For mortality figures where COVID-19 was the sole cause of death, please see: Pre-existing conditions of people whose death was recorded with an underlying cause of COVID-19, this dataset can be found in section 8 of the Monthly mortality analysis bulletin. This dataset provides a greater insight into the leading pre-existing cause of death groups, for deaths occurring in England and Wales, in 2020 and the first three quarters of 2021 that were due to COVID-19.
We do not hold COVID-19 data for 2019. The first death involving COVID-19 in England and Wales was registered in March 2020.
Please see 'table 1a, row 28' (2020) and 'table 1, row 29 (2021)' for deaths where COVID-19 was listed as the underlying cause, but had no other pre-existing conditions recorded on the death certificate, England and Wales. Table 1b represents these figures for England and table 1c figures are for Wales.
This publication will be updated quarterly. COVID-19 deaths involving pre-existing conditions is split by broad age groups between 1-64 and 65+.
Please see below for death registrations for 2020 and 2021 (provisional) that were due to COVID-19 and were recorded without any pre-existing conditions, England and Wales.
2020: 9400 (0-64: 1549 / 65 and over: 7851)
2021 Q1: 6483 (0-64: 1560/ 65 and over: 4923)
2021 Q2: 346 (0-64: 153/ 65 and over: 193)
2021 Q3: 1142 (0-64: 512/ 65 and over: 630)
We have not yet finalised analysis for 2021 Q4. This is currently scheduled for release on 23 February 2022.

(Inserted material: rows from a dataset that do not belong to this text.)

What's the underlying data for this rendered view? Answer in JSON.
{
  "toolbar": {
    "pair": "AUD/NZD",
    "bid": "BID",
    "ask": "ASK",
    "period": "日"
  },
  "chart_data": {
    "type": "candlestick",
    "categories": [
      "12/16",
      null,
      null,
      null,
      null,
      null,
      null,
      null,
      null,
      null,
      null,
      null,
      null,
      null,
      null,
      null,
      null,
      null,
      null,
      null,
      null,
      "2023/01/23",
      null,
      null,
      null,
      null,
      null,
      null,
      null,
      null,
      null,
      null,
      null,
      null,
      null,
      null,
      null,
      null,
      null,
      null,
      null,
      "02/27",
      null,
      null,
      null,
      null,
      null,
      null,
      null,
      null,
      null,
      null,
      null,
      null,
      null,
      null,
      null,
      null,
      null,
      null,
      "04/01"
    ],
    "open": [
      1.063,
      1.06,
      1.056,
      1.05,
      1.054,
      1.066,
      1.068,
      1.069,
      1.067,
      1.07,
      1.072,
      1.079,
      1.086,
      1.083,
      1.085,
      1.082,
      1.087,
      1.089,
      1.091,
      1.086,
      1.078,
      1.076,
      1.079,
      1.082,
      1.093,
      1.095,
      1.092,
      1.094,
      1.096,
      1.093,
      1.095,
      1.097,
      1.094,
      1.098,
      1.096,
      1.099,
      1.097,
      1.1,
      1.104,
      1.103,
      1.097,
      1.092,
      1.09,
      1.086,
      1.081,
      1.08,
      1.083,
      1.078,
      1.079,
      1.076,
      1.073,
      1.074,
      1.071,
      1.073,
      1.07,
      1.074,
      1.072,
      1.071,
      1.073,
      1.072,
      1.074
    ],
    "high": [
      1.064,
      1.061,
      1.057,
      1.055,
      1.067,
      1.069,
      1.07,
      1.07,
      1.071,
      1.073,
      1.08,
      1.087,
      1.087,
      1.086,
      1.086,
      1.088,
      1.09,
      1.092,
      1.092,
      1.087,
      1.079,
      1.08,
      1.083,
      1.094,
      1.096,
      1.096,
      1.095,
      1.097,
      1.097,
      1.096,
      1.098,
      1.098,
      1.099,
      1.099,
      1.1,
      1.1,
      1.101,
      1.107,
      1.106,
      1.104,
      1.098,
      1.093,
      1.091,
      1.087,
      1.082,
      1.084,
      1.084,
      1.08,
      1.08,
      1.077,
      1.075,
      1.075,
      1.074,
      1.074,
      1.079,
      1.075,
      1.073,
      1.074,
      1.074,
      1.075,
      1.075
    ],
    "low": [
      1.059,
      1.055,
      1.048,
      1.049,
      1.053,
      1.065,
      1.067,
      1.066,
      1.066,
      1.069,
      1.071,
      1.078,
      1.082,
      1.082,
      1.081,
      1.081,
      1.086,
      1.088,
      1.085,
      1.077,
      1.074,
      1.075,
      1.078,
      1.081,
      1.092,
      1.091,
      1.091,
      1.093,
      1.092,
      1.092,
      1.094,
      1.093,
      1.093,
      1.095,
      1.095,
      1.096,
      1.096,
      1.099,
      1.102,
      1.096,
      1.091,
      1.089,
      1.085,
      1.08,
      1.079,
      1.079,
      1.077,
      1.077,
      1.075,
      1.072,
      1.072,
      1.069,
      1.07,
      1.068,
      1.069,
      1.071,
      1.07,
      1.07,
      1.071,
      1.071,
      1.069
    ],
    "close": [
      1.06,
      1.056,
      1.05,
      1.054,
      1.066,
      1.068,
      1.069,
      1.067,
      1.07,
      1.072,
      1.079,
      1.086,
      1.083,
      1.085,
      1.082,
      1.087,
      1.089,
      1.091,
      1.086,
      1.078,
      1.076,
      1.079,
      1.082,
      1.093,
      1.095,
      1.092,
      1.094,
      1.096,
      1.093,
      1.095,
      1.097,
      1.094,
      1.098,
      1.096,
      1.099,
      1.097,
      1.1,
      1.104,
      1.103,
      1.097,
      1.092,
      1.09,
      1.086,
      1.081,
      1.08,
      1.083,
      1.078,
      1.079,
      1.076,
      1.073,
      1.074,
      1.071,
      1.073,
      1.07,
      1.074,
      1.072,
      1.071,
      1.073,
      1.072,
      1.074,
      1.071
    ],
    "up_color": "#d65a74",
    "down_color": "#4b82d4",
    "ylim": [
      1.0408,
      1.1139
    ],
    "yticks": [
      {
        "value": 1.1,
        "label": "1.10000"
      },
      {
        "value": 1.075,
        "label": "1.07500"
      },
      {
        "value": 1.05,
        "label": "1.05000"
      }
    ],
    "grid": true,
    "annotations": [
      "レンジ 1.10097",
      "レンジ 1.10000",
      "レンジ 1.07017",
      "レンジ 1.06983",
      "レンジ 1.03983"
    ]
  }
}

As such, the some of the information you have requested is considered exempt under Section 22(1) of the Freedom of Information Act 2000, whereby information is exempt from release if there is a view to publish the information in the future. Furthermore, as a central government department and producer of official statistics, we need to have the freedom to be able to determine our own publication timetables. This is to allow us to deal with the necessary preparation, administration and context of publications. It would be unreasonable to consider disclosure when to do so would undermine our functions.
This exemption is subject to a public interest test. We recognise the desirability of information being freely available and this is considered by ONS when publication schedules are set in accordance with the Code of Practice for Statistics. The need for timely data must be balanced against the practicalities of applying statistical skill and judgement to produce the high quality, assured data needed to inform decision-making. If this balance is incorrectly applied, then we run the risk of decisions being based on inaccurate data which is arguably not in the public interest. This will have an impact on public trust in official statistics in a time when accuracy of official statistics is more important to the public than ever before.